2024-06-01 373 words 2 minutes

Contents

The two density-based clustering algorithms DBSCAN (Density-Based Spatial Clustering of Applications with Noise) and HDBSCAN (Hierarchical Density-Based Spatial Clustering of Applications with Noise) share many similarities, but some key differences make it easier to choose the right one.

This article describes some key differences between DBSCAN and HDBSCAN and helps you choose the best algorithm for your clustering application.

Distance scale `eps` parameter

DBSCAN uses two main parameters viz. epsilon (eps) and minPts (min_samples) for clustering. The eps defines the maximum radius within which points are considered to belong to the same cluster, whereas minPts is a density threshold which is the minimum number of points required to form a core point (dense regions).

HDBSCAN is an extension of DBSCAN and uses three main parameters viz. min_cluster_size, min_samples, and cluster_selection_epsilon which may have a significant effect on clustering. I have covered the details of each of these parameters in this article.

In HDBSCAN, you can get optimal clustering using min_cluster_size and min_samples parameters. HDBSCAN searches all possible eps parameters to find the optimal cluster.

Hence, HDBSCAN eliminates the need to set eps parameter which makes HDBSCAN more easier and useful over DBSCAN.

Clusters with variable densities

Density-based clustering algorithms can discover clusters of arbitrary shapes and effectively identify noise or outliers.

DBSCAN calculates the density around each data point and can identify clusters with high densities. However, it struggles to find clusters with varying densities.

HDBSCAN addresses this limitation and can find clusters with varying densities. This is mostly due to its ability to autotune eps parameter. HDBSCAN constructs a hierarchy of clusters, prunes it to find stable clusters, and detects clusters at different scales.

Prediction of new points

The DBSCAN does not allow the prediction of new points based on the fitted model. There is no prediction function for DBSCAN in the scikit-learn for assigning new points to the clusters.

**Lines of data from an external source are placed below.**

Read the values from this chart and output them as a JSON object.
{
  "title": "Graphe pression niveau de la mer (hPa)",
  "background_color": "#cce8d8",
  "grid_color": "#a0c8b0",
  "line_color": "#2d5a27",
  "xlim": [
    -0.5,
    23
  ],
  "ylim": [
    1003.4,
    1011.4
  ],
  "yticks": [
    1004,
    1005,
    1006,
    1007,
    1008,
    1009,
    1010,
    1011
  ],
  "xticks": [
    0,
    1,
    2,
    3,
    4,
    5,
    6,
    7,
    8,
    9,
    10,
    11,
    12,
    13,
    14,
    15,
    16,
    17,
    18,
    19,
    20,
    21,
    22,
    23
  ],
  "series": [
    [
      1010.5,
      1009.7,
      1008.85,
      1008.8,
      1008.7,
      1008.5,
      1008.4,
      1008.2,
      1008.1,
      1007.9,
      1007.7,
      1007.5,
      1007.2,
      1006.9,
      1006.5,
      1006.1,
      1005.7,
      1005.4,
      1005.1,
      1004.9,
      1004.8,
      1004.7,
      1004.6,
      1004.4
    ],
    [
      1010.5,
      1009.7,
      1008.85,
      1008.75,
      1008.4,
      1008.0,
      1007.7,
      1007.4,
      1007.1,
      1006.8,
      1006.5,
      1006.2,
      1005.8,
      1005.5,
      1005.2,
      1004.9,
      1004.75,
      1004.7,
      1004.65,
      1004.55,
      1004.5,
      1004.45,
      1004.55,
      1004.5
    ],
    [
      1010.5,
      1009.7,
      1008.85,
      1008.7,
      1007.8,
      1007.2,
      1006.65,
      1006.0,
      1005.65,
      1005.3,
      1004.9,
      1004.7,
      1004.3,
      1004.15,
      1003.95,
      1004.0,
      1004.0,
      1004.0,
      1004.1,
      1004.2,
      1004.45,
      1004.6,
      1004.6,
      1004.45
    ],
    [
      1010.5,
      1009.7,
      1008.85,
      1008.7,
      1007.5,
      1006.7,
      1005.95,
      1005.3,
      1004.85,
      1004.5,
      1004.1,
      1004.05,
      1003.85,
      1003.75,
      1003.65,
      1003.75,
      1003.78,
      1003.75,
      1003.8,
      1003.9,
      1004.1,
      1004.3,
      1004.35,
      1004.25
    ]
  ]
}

However, you can make predictions of new points using the HDBSCAN. You can use the approximate_predict function from the DBSCAN package for making predictions of new points.

Please read this article which covers the prediction of new points using the HDBSCAN.

Packages

Both DBSCAN and HDBSCAN are implemented in scikit-learn Python package. You can also use the hdbscan Python package for HDBSCAN.